The euro area crisis finds its roots in the credit booms seen in many countries following the introduction of the euro in 1999. Easy credit led to strong growth in a range of sectors, notably housing, as well as higher levels of public spending. Inflation in these over-heating economies was higher than the euro area as a whole. Rising prices led to rising costs and a loss of international competitiveness.
The cost of each unit of output produced (unit labour costs) rose much faster than average over the past decade in credit boom countries like Greece and Spain. In France and Italy, unit labour costs rose when wages grew faster than productivity. The story was different in Germany, where weak domestic demand and wage restraint meant that costs remained more or less flat.

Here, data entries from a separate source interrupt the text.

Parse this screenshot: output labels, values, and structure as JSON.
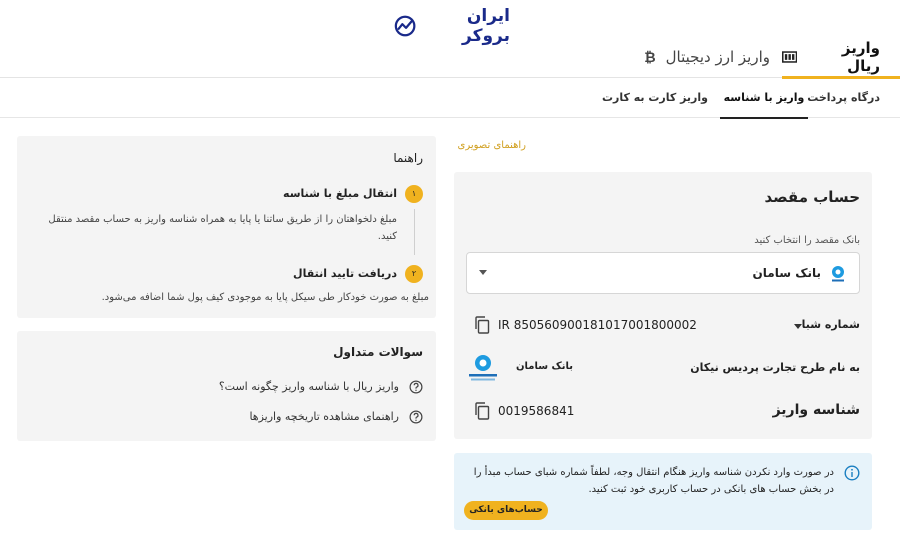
{
  "logo": {
    "text": "ایران بروکر",
    "icon": "chart-trend-icon"
  },
  "main_tabs": [
    {
      "label": "واریز ریال",
      "icon": "banknote-icon",
      "active": true
    },
    {
      "label": "واریز ارز دیجیتال",
      "icon": "bitcoin-icon",
      "active": false
    }
  ],
  "sub_tabs": [
    {
      "label": "درگاه پرداخت",
      "active": false
    },
    {
      "label": "واریز با شناسه",
      "active": true
    },
    {
      "label": "واریز کارت به کارت",
      "active": false
    }
  ],
  "guide_link": "راهنمای تصویری",
  "destination": {
    "title": "حساب مقصد",
    "select_label": "بانک مقصد را انتخاب کنید",
    "selected_bank": "بانک سامان",
    "sheba_label": "شماره شبا",
    "sheba_value": "IR 850560900181017001800002",
    "owner_label": "به نام طرح تجارت پردیس نیکان",
    "owner_bank": "بانک سامان",
    "deposit_id_label": "شناسه واریز",
    "deposit_id_value": "0019586841"
  },
  "notice": {
    "icon": "info-icon",
    "text": "در صورت وارد نکردن شناسه واریز هنگام انتقال وجه، لطفاً شماره شبای حساب مبدأ را در بخش حساب های بانکی در حساب کاربری خود ثبت کنید.",
    "button_label": "حساب‌های بانکی"
  },
  "guide": {
    "title": "راهنما",
    "steps": [
      {
        "number": "۱",
        "title": "انتقال مبلغ با شناسه",
        "desc": "مبلغ دلخواهتان را از طریق ساتنا یا پایا به همراه شناسه واریز به حساب مقصد منتقل کنید."
      },
      {
        "number": "۲",
        "title": "دریافت تایید انتقال",
        "desc": "مبلغ به صورت خودکار طی سیکل پایا به موجودی کیف پول شما اضافه می‌شود."
      }
    ]
  },
  "faq": {
    "title": "سوالات متداول",
    "items": [
      {
        "text": "واریز ریال با شناسه واریز چگونه است؟",
        "icon": "question-circle-icon"
      },
      {
        "text": "راهنمای مشاهده تاریخچه واریزها",
        "icon": "question-circle-icon"
      }
    ]
  },
  "colors": {
    "accent": "#f0b21f",
    "brand": "#1a2a8a",
    "notice_bg": "#e7f3fa",
    "card_bg": "#f4f4f4"
  }
}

Since the crisis, costs have begun to come down in many countries, as demand has fallen and unemployment has risen. Economies that run external deficits are beginning to rebalance, by slowing down wage growth, lowering export prices and boosting foreign demand. At the same time, wages in Germany are rising faster than elsewhere, as they catch up to the stronger performance of the economy in recent years.
This necessary adjustment is underway, but not yet complete. The OECD predicts that costs will continue adjusting over the coming two years, bringing relative costs among euro area countries in line with their 2000 levels. This would be an encouraging sign that the euro area is moving out of the crisis.
Unfortunately, most of the adjustment so far has stemmed from weak domestic demand and high unemployment. Most euro area countries still need to implement further structural reforms to make their economies more efficient while restraining wage growth. Germany should implement policies that lead to further adjustment of relative costs and demand.